Partons pour Washington : début février, Reuters relate la suppression de plus de 300 postes au Washington Post, soit près de 30 % des effectifs, dans le cadre d’une « réinitialisation stratégique ». Dans cette coupe disparaît Book World, supplément né en 1972, suspendu en 2009 puis relancé.
Matt Murray explique que le journal restait trop ancré dans un autre âge médiatique, tandis que son audience numérique avait presque été divisée par deux en trois ans sous l’effet de l’essor de l’IA générative.
Trois semaines plus tard, la librairie Politics and Prose organise une veillée funèbre pour ce cahier disparu. Le geste tient du symbole, mais il éclaire une réalité sèche. Pour The New Republic, la réduction des espaces consacrés aux livres menace d’abord les ouvrages documentaires de longue haleine, ceux qui exigent des années d’enquête, d’écriture, de vérification et d’édition. Paul Elie y rappelle que la recommandation critique ne sert pas seulement à vendre : elle fait circuler des idées et des récits auxquels le public n’accède pas directement.

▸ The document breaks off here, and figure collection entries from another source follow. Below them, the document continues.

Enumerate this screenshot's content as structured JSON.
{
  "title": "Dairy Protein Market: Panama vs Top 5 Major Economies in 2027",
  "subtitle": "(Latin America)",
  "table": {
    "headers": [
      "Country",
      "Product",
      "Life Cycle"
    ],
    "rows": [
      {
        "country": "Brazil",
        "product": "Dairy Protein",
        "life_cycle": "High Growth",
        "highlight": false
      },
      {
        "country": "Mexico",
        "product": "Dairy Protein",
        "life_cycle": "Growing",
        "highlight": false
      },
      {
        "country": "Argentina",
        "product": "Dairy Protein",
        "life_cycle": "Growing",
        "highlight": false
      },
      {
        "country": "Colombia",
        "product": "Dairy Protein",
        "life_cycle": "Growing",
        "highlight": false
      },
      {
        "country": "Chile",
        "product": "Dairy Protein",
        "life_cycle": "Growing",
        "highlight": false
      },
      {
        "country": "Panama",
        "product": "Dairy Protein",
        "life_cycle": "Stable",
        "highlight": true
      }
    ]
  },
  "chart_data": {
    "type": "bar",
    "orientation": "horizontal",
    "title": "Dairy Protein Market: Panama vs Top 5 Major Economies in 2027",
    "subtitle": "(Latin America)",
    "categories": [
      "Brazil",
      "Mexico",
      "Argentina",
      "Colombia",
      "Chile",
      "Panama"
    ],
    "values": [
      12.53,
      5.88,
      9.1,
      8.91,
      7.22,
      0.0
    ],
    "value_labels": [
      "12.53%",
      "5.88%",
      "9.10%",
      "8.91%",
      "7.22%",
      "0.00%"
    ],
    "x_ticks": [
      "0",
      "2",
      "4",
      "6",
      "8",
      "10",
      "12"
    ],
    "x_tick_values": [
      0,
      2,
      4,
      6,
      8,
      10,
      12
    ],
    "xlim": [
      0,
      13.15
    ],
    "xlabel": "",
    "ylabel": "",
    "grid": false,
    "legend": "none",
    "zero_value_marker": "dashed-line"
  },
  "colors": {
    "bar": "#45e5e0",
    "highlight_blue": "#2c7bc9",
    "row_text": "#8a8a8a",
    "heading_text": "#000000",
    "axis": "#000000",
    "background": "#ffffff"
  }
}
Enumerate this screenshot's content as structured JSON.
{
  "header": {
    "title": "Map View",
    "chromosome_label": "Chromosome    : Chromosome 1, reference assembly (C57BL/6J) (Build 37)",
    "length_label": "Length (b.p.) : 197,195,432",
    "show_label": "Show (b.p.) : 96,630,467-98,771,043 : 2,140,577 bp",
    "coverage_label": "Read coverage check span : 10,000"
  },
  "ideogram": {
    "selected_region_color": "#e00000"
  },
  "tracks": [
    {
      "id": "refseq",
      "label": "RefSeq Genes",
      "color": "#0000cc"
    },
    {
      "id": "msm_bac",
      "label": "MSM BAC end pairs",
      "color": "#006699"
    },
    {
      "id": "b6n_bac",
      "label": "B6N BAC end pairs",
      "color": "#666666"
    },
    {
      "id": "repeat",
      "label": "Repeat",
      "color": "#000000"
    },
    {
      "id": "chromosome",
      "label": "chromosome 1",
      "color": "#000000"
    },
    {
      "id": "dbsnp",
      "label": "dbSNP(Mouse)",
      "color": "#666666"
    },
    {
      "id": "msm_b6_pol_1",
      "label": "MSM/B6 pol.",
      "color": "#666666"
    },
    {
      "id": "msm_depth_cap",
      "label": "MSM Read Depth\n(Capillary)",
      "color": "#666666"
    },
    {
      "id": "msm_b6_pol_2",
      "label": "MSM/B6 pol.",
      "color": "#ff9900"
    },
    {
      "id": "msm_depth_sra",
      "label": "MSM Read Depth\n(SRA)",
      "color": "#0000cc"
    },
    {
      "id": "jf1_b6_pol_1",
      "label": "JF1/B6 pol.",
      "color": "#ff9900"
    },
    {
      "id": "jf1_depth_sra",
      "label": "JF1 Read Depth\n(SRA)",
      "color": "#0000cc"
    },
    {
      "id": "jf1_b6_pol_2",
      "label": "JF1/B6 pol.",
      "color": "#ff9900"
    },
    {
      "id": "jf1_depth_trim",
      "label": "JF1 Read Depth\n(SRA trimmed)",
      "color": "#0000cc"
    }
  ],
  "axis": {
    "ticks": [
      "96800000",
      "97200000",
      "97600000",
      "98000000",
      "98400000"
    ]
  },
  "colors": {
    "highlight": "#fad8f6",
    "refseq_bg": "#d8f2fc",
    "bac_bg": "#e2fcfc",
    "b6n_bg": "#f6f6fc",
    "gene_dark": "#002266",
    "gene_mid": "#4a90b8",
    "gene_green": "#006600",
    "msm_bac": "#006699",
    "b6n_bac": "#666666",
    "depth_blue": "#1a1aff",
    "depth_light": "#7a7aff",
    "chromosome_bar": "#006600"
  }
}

L’essayiste résume l’enjeu : « Les coupes dans l’édition et dans les espaces de recension compromettent l’avenir de la non-fiction narrative, et notre compréhension du monde qui nous entoure. » L’argument ne relève pas de la nostalgie. Il décrit un mécanisme précis : moins il existe de lieux pour lire les livres avant les lecteurs, plus la visibilité des textes dépend d’autres filtres.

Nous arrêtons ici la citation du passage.